The Department of Homeland Security said the suspects — Julio Cesar Sosa-Celis, Alfredo Alejandro Ajorna and Gabriel Alejandro Hernandez-Ledzema — were all in the country illegally, and are now in ICE custody.
“What we saw last night in Minneapolis was an attempted murder of federal law enforcement. Our officer was ambushed and attacked by three individuals who beat him with snow shovels and the handles of brooms. Fearing for his life, the officer fired a defensive shot,” DHS Secretary Kristi Noem said in a statement.
Noem’s statement included this warning:
“Mayor [Jacob] Frey and Governor [Tim] Walz have to get their city under control. They are encouraging impeding and assault against our law enforcement which is a federal crime, a felony. This is putting the people of Minnesota in harm’s way.”
I don’t think Walz and Frey are worried about being handcuffed by federal agents, but they seem to think that their strategy of encouraging lawlessness has run its course. Thus, Walz tweeted this:
State investigators have been on the scene in North Minneapolis.
I know you’re angry. I’m angry. What Donald Trump wants is violence in the streets.
But Minnesota will remain an island of decency, of justice, of community, and of peace.
Don’t give him what he wants.
— Governor Tim Walz (@GovTimWalz) January 15, 2026
It is a classic case of projection. It is Walz, not Trump, who wanted violence in the streets and got it. And put aside the delusion: Minnesota is indeed an island, but not in a positive way. The point here is that Walz is calling off the dogs. Having called out the Minnesota National Guard and threatened to use it in an insurrection against federal authority, Walz is now backing off.

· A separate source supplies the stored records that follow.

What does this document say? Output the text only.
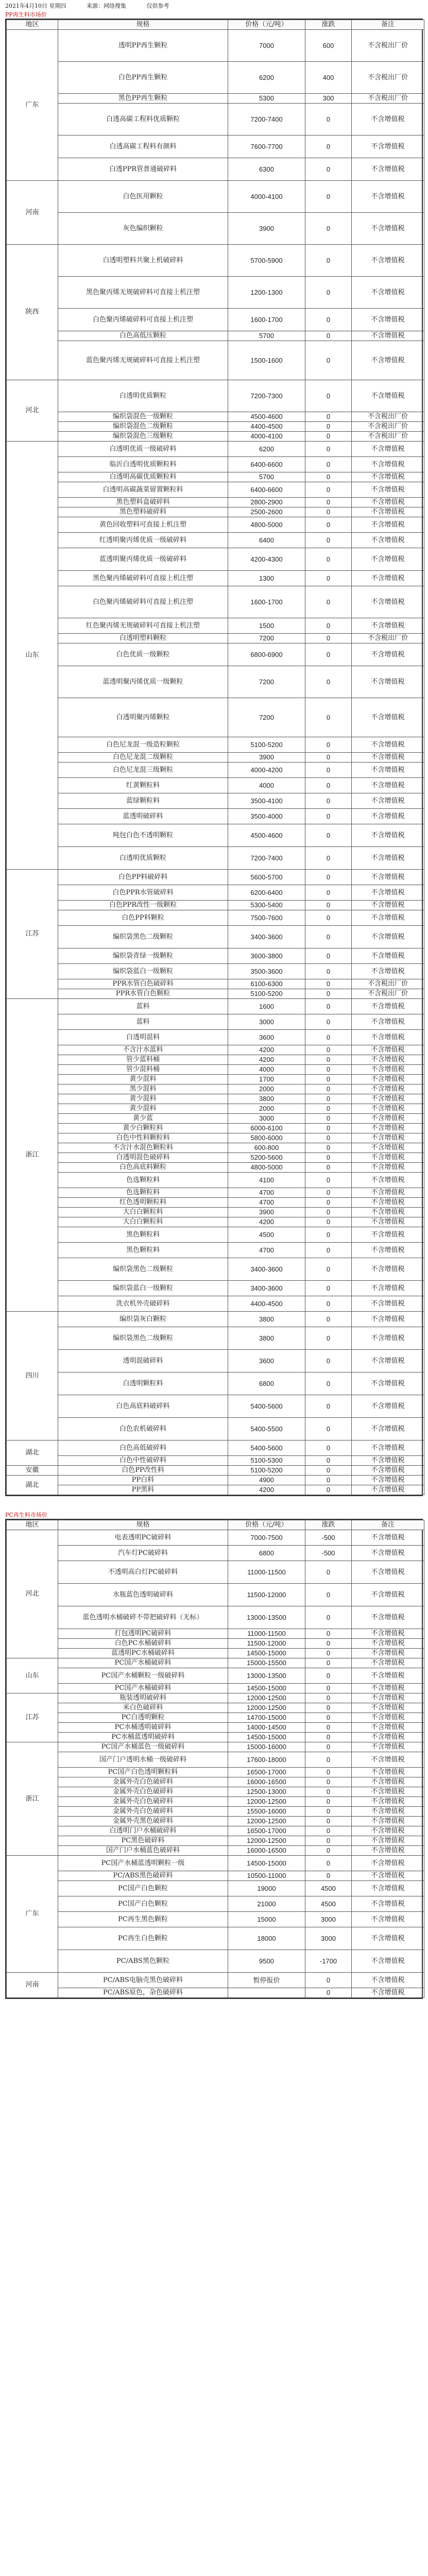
2021年4月10日 星期四	来源：网络搜集	仅供参考
PP再生料市场价
地区	规格	价格（元/吨）	涨跌	备注
广东	透明PP再生颗粒	7000	600	不含税出厂价
	白色PP再生颗粒	6200	400	不含税出厂价
	黑色PP再生颗粒	5300	300	不含税出厂价
	白透高碳工程料优质颗粒	7200-7400	0	不含增值税
	白透高碳工程料有颜料	7600-7700	0	不含增值税
	白透PPR管普通破碎料	6300	0	不含增值税
河南	白色医用颗粒	4000-4100	0	不含增值税
	灰色编织颗粒	3900	0	不含增值税
陕西	白透明塑料共聚上机破碎料	5700-5900	0	不含增值税
	黑色聚丙烯无规破碎料可直接上机注塑	1200-1300	0	不含增值税
	白色聚丙烯破碎料可直接上机注塑	1600-1700	0	不含增值税
	白色高低压颗粒	5700	0	不含增值税
	蓝色聚丙烯无规破碎料可直接上机注塑	1500-1600	0	不含增值税
河北	白透明优质颗粒	7200-7300	0	不含增值税
	编织袋混色一级颗粒	4500-4600	0	不含税出厂价
	编织袋混色二级颗粒	4400-4500	0	不含税出厂价
	编织袋混色三级颗粒	4000-4100	0	不含税出厂价
山东	白透明优质一级破碎料	6200	0	不含增值税
	临沂白透明优质颗粒料	6400-6600	0	不含增值税
	白透明高碳优质颗粒料	5700	0	不含增值税
	白透明高碳蔬菜留置颗粒料	6400-6600	0	不含增值税
	黑色塑料盒破碎料	2800-2900	0	不含增值税
	黑色塑料破碎料	2500-2600	0	不含增值税
	黄色回收塑料可直接上机注塑	4800-5000	0	不含增值税
	红透明聚丙烯优质一级破碎料	6400	0	不含增值税
	蓝透明聚丙烯优质一级破碎料	4200-4300	0	不含增值税
	黑色聚丙烯破碎料可直接上机注塑	1300	0	不含增值税
	白色聚丙烯破碎料可直接上机注塑	1600-1700	0	不含增值税
	红色聚丙烯无规破碎料可直接上机注塑	1500	0	不含增值税
	白透明塑料颗粒	7200	0	不含税出厂价
	白色优质一级颗粒	6800-6900	0	不含增值税
	蓝透明聚丙烯优质一级颗粒	7200	0	不含增值税
	白透明聚丙烯颗粒	7200	0	不含增值税
	白色尼龙混一级造粒颗粒	5100-5200	0	不含增值税
	白色尼龙混二级颗粒	3900	0	不含增值税
	白色尼龙混三级颗粒	4000-4200	0	不含增值税
	红黄颗粒料	4000	0	不含增值税
	蓝绿颗粒料	3500-4100	0	不含增值税
	蓝透明破碎料	3500-4000	0	不含增值税
	吨包白色不透明颗粒	4500-4600	0	不含增值税
	白透明优质颗粒	7200-7400	0	不含增值税
江苏	白色PP料破碎料	5600-5700	0	不含增值税
	白色PPR水管破碎料	6200-6400	0	不含增值税
	白色PPR改性一级颗粒	5300-5400	0	不含增值税
	白色PP料颗粒	7500-7600	0	不含增值税
	编织袋黑色二级颗粒	3400-3600	0	不含增值税
	编织袋青绿一级颗粒	3600-3800	0	不含增值税
	编织袋蓝白一级颗粒	3500-3600	0	不含增值税
	PPR水管白色破碎料	6100-6300	0	不含税出厂价
	PPR水管白色颗粒	5100-5200	0	不含税出厂价
浙江	蓝料	1600	0	不含增值税
	蓝料	3000	0	不含增值税
	白透明混料	3600	0	不含增值税
	不含汁水蓝料	4200	0	不含增值税
	管少蓝料桶	4200	0	不含增值税
	管少混料桶	4000	0	不含增值税
	黄少混料	1700	0	不含增值税
	黑少混料	2000	0	不含增值税
	黄少混料	3800	0	不含增值税
	黄少混料	2000	0	不含增值税
	黄少蓝	3000	0	不含增值税
	黄少白颗粒料	6000-6100	0	不含增值税
	白色中性料颗粒料	5800-6000	0	不含增值税
	不含汁水混色颗粒料	600-800	0	不含增值税
	白透明混色破碎料	5200-5600	0	不含增值税
	白色高底料颗粒	4800-5000	0	不含增值税
	色选颗粒料	4100	0	不含增值税
	色选颗粒料	4700	0	不含增值税
	红色透明颗粒料	4700	0	不含增值税
	大白白颗粒料	3900	0	不含增值税
	大白白颗粒料	4200	0	不含增值税
	黑色颗粒料	4500	0	不含增值税
	黑色颗粒料	4700	0	不含增值税
	编织袋黑色二级颗粒	3400-3600	0	不含增值税
	编织袋蓝白一级颗粒	3400-3600	0	不含增值税
	洗衣机外壳破碎料	4400-4500	0	不含增值税
四川	编织袋灰白颗粒	3800	0	不含增值税
	编织袋黑色二级颗粒	3800	0	不含增值税
	透明混破碎料	3600	0	不含增值税
	白透明颗粒料	6800	0	不含增值税
	白色高底料破碎料	5400-5600	0	不含增值税
	白色农机破碎料	5400-5500	0	不含增值税
湖北	白色高低破碎料	5400-5600	0	不含增值税
	白色中性破碎料	5100-5300	0	不含增值税
安徽	白色PP改性料	5100-5200	0	不含增值税
湖北	PP白料	4900	0	不含增值税
	PP黑料	4200	0	不含增值税
PC再生料市场价
地区	规格	价格（元/吨）	涨跌	备注
河北	电表透明PC破碎料	7000-7500	-500	不含增值税
	汽车灯PC破碎料	6800	-500	不含增值税
	不透明高白灯PC破碎料	11000-11500	0	不含增值税
	水瓶蓝色透明破碎料	11500-12000	0	不含增值税
	蓝色透明水桶破碎不带把破碎料（无标）	13000-13500	0	不含增值税
	打包透明PC破碎料	11000-11500	0	不含增值税
	白色PC水桶破碎料	11500-12000	0	不含增值税
	蓝透明PC水桶破碎料	14500-15000	0	不含增值税
山东	PC国产水桶破碎料	15000-15500	0	不含增值税
	PC国产水桶颗粒一级破碎料	13000-13500	0	不含增值税
	PC国产水桶破碎料	14500-15000	0	不含增值税
江苏	瓶装透明破碎料	12000-12500	0	不含增值税
	米白色破碎料	12000-12500	0	不含增值税
	PC白透明颗粒	14700-15000	0	不含增值税
	PC水桶透明破碎料	14000-14500	0	不含增值税
	PC水桶蓝透明破碎料	14500-15000	0	不含增值税
浙江	PC国产水桶蓝色一级破碎料	15000-16000	0	不含增值税
	国产门户透明水桶一级破碎料	17600-18000	0	不含增值税
	PC国产白色透明颗粒料	16500-17000	0	不含增值税
	金属外壳白色破碎料	16000-16500	0	不含增值税
	金属外壳白色破碎料	12500-13000	0	不含增值税
	金属外壳白色破碎料	12000-12500	0	不含增值税
	金属外壳白色破碎料	15500-16000	0	不含增值税
	金属外壳黑色破碎料	12000-12500	0	不含增值税
	白透明门户水桶破碎料	16500-17000	0	不含增值税
	PC黑色破碎料	12000-12500	0	不含增值税
	国产门户水桶蓝色破碎料	16000-16500	0	不含增值税
广东	PC国产水桶蓝透明颗粒一级	14500-15000	0	不含增值税
	PC/ABS黑色破碎料	10500-11000	0	不含增值税
	PC国产白色颗粒	19000	4500	不含增值税
	PC国产白色颗粒	21000	4500	不含增值税
	PC再生黑色颗粒	15000	3000	不含增值税
	PC再生白色颗粒	18000	3000	不含增值税
	PC/ABS黑色颗粒	9500	-1700	不含增值税
河南	PC/ABS电脑壳黑色破碎料	暂停报价	0	不含增值税
	PC/ABS原色，杂色破碎料		0	不含增值税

Likewise with Jacob Frey, who just a few days ago was screaming at ICE to “get the f*** out of here” in front of an angry crowd:
Minneapolis Mayor Jacob Frey shifted his rhetoric overnight as he called for peace across the city — just a week after unleashing a foul-mouthed tirade in which he demanded that ICE agents “get the f–k out.”
The Democratic mayor softened his tone slightly while urging anti-ICE agitators to remain peaceful or “go home” in the wake of a violence-plagued night that saw an illegal Venezuelan migrant shot in the leg after allegedly ambushing a federal agent with a shovel.
“I’m calling for peace,” Frey told a news conference late Wednesday shortly after the shots were fired. “Everybody has a role in achieving that peace — and we’re going to try and do everything we can to keep it.”
I don’t think Walz and Frey are afraid of criminal prosecution, but I do believe they think that anti-ICE violence no longer serves their political interests. And President Trump has threatened to invoke the Insurrection Act, which plainly applies to the lawless situation now prevailing in Minneapolis. Would Trump actually deploy the 82nd Airborne to Minneapolis? I don’t know, but Walz and Frey probably don’t want to find out.